You think you know where Resurrection Road is going—until you don't. The first half of the trailer plays like a standard (if intense) historical action flick: Black Union soldiers on a suicide mission, Confederate fort, explosions, grit. Then—boom—the tone snaps like a twig in a haunted forest. Suddenly, it's The Descent meets Glory, and you're left wondering: Wait, did that just become a horror movie?
The Pivot That Changes Everything
Director Ashley Cahill's Resurrection Road isn't just another Civil War drama. The trailer's mid-way shift from battlefield chaos to something far more sinister suggests a genre-blending gamble—one that could either be a masterstroke or a messy misfire.
- First Half: Gritty war film. Malcolm Goodwin's Barabbas leads his squad through enemy territory, all stoic determination and loaded muskets.
- Second Half: The woods themselves seem to turn against them. Eerie whispers, shadowy figures, and a Confederate fort hiding something worse than rebel soldiers.
It's a bold move—one that echoes The Outpost (2020) meets The Ritual (2017). But here's the twist: This isn't supernatural allegory. The horror feels grounded, almost folkloric, as if the trauma of slavery and war has literally taken shape in the Arkansas wilderness.
Historical Context with a Horror Edge
Hollywood's Civil War stories often lean on heroism or tragedy (Glory, Lincoln). Rarely do they veer into outright horror—though The Keeping Room (2014) flirted with survival-thriller tension. Resurrection Road seems to push further, weaponizing the era's brutality into something visceral.
Key details that stand out:
- The Cast: Almost entirely Black leads, a rarity for Civil War films (let alone horror-adjacent ones).
- The Villain: Michael Madsen as Quantrill, a real-life Confederate guerrilla leader—whose presence hints at historical terror morphing into something otherworldly.

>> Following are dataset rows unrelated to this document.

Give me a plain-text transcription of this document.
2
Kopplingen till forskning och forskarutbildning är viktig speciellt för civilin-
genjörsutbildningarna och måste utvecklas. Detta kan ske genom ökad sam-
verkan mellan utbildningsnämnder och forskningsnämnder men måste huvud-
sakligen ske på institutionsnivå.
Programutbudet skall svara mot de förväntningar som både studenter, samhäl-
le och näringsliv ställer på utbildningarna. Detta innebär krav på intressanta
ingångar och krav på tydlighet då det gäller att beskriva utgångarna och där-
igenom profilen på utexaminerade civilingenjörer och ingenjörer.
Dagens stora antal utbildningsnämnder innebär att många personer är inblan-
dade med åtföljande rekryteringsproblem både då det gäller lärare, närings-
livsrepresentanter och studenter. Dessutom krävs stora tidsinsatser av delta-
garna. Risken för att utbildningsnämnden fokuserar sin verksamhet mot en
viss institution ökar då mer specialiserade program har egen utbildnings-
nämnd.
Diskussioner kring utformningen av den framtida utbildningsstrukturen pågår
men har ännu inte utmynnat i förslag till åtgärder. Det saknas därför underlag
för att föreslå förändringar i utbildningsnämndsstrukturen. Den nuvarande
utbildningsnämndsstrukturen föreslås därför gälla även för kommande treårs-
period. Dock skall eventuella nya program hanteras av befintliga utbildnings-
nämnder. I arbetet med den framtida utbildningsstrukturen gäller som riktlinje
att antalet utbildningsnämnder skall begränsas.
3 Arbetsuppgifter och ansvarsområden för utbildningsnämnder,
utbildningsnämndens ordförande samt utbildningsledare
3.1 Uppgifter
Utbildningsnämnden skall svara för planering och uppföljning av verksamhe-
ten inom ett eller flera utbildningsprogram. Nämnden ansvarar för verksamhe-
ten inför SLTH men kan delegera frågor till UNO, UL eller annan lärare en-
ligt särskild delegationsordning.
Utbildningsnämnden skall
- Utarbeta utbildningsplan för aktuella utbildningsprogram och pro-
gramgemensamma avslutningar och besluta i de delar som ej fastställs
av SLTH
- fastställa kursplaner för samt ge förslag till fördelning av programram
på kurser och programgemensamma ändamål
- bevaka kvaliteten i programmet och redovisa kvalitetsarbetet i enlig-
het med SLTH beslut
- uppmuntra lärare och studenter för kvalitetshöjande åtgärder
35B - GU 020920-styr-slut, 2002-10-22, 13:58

- The Setting: The Arkansas woods, dense and claustrophobic, evoking Southern Gothic dread.


Will It Work?
Trailers that genre-shift are risky (Cowboys & Aliens, anyone?). But when done right (From Dusk Till Dawn), they're unforgettable. Cahill's indie roots (Random Acts of Violence) suggest a director unafraid of tonal whiplash—if the execution holds.
Resurrection Road could be the Civil War movie we didn't know we needed—or a fascinating mess. Either way, that trailer hooks. Mark your calendars for June 6th. And maybe keep the lights on.